During the immersion process and gaining knowledge of the social space in which they work, the professional in social intervention often detects a collective problem. Regarding this problem, there might be a passive attitude of waiting or demanding action from others. Imagining that a community worker's action develops solely from an explicit request by people can be, in many cases, an error and naive.
It's an error because someone who does not perceive themselves as proactive is unlikely to ask for certain things. It's naive because a need is not just a state of deprivation, but requires awareness and encouragement regarding the shortcomings people face. For an objective need to become recognized, it requires consciousness and a specific understanding among the people involved. Here lies one of the most important roles of the community worker: go to meet people, fostering a new perspective on the social situations they face, and encouraging them to act.
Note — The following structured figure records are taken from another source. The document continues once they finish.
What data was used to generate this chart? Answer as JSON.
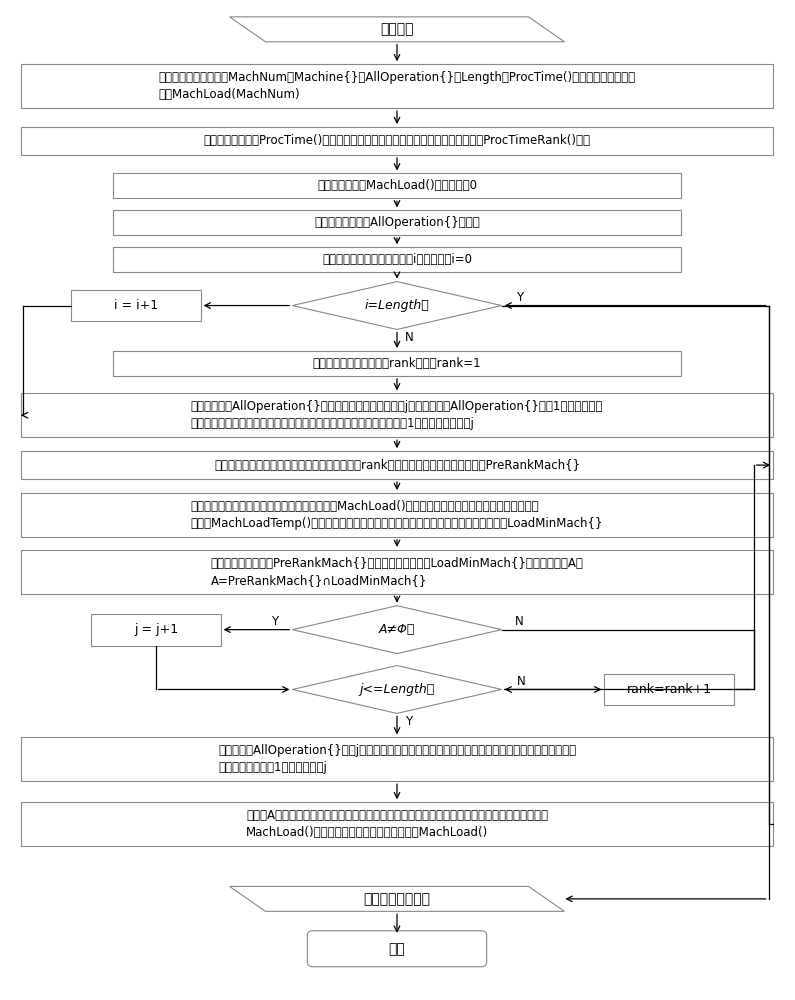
{
  "nodes": {
    "start_text": "问题输入",
    "init_text": "读取问题数据，初始化MachNum、Machine{}、AllOperation{}、Length、ProcTime()，设置一个机器负荷\n数组MachLoad(MachNum)",
    "rank_init_text": "根据加工时间数组ProcTime()工序可选机器加工时间的大小，给加工时间等级数组ProcTimeRank()赋值",
    "reset_text": "将机器负荷数组MachLoad()所有元素置0",
    "shuffle_text": "随机排列工序集合AllOperation{}的元素",
    "set_i_text": "设置已选择机器的工序数目为i，并赋初值i=0",
    "check_i_text": "i=Length？",
    "inc_i_text": "i = i+1",
    "set_rank_text": "设置优先选择的机器等级rank初值，rank=1",
    "find_j_text": "设置工序集合AllOperation{}中，工序的顺序索引变量为j，从工序集合AllOperation{}的第1个元素开始，\n查找尚未选择机器的工序，直到找到未选择机器的工序，将该工序基于1的顺序索引赋值给j",
    "pre_rank_text": "从该工序的可选机器集中，选取加工时间等级为rank的机器，组成优先等级机器集合PreRankMach{}",
    "load_min_text": "将该工序可选机器的加工时间，与机器负荷数组MachLoad()对应机器的已有负荷相加，组成机器临时负\n荷数组MachLoadTemp()，从该数组中选择临时负荷最小的机器，组成最小负荷机器集合LoadMinMach{}",
    "intersect_text": "对优先等级机器集合PreRankMach{}和最小负荷机器集合LoadMinMach{}求交集，记为A，\nA=PreRankMach{}∩LoadMinMach{}",
    "check_a_text": "A≠Φ？",
    "inc_j_text": "j = j+1",
    "check_j_text": "j<=Length？",
    "rank_inc_text": "rank=rank+1",
    "cont_find_text": "从工序集合AllOperation{}的第j个元素开始，继续查找尚未选择机器的工序，直到找到未选择机器的工\n序，将该工序基于1的索引赋值给j",
    "select_text": "从交集A中，任选一台机器，作为当前工序的加工机器，将该机器的加工时间累加到机器负荷数组\nMachLoad()的对应元素上，更新机器负荷数组MachLoad()",
    "output_text": "输出机器选择结果",
    "end_text": "结束"
  },
  "colors": {
    "rect_border": "#888888",
    "rect_fill": "#ffffff",
    "diamond_border": "#888888",
    "diamond_fill": "#ffffff",
    "para_border": "#888888",
    "para_fill": "#ffffff",
    "arrow": "#000000",
    "text": "#000000"
  }
}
Community Work is proactive in the sense that it requires a positive initiative by the professional. This initiative aims to create a personal or collective climate where an objective need (a deficiency, poor state of affairs, a problematic situation) becomes a subjective need, developing the will to act among the people or building positive motivation for action. Stimulating awareness of need and dissatisfaction with the current situation is a cornerstone of Community Work: the basis of the initial desire to improve is the axis of motivation for action and mobilization. For P. Freire, critical awareness and self-transforming action are synchronous elements in a process of unveiling the situation (removing the veil that obscures reality).
A problem is often not perceived as such if it seems to have no solution (the availability of solutions and resources also defines how we perceive a need). Discontent must be channeled into a hopeful response. Discontent is addressed with information that promotes viable and encouraging action.
The involvement of the people and collective organization can become real when the necessary awareness and belief in the possibility of resolution emerge together among the target people and groups.
However, this dialectic between problems and solutions must not forget that at the very beginning, the emphasis should be on problems and needs.
M. Sanchez warns that defining problems in terms of need rather than solutions is important because it does not prematurely close off potential new solutions. This sense of need is not only useful in initiating collective action but must also be remembered throughout the process as an element to keep the flame of motivation alive.